The inbound tourism body is asking for a new categorisation of private hire drivers that recognises the difference between mini-cabs and driver guides/chauffeurs.
UKinbound claims that new requirements from Transport for London for transport providers working in the capital will have an unfair impact on private hire operators, vehicles and drivers who provide a vital service for international tourists.
In its letter to Sadiq Kahn, UKinbound highlighted its concerns about increasing costs for guides and chauffeurs following the removal of their exemption from the congestion charge; the introduction of geographical licences that mean drivers are only allowed to work in certain areas; and new requirements that businesses must have manned phone lines at a fixed address for the whole time any driver is on a job.
UKinbound chairman Mark McVay said: “UKinbound of course supports the Mayor’s plan to make London a healthier and more pleasant environment for all. However, some of the new transport requirements and proposals will have an adverse impact on the tourism industry when we should be ensuring that we make the experience for our international visitors as easy as possible.
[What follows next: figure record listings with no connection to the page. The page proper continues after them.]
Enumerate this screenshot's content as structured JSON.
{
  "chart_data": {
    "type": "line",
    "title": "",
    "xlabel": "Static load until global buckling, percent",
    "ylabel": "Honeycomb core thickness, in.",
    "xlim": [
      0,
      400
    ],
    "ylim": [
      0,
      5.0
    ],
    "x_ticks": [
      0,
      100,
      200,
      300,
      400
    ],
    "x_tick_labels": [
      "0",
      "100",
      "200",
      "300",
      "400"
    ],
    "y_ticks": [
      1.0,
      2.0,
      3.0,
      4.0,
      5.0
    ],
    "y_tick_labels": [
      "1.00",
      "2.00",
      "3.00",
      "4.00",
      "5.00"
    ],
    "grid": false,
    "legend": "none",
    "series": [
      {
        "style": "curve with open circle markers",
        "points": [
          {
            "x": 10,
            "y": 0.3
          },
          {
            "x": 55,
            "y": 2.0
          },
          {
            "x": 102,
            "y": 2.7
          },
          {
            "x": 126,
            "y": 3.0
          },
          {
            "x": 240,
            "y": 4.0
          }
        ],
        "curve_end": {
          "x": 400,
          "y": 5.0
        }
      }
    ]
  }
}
“One of our smaller tour operator members informed us that their operating licence fees alone will increase by 10,000% under the proposals. We are therefore urging the mayor to review the new requirements and put in place exemptions for driver guides/chauffeurs…a measure that would safeguard jobs in our valuable tourism industry.”
Kristine Bileskalne, managing director ofTiernan Travel, added: “As an inbound tour operator, a substantial part of our business is chauffeur-driven tours within the UK. Our preference is to support independent blue badge driver guides and so we are worried about the impact of these proposed price increases on our business.”
London is the gateway to the rest of the UK for the majority of international tourists, with more than 50% just visiting London alone.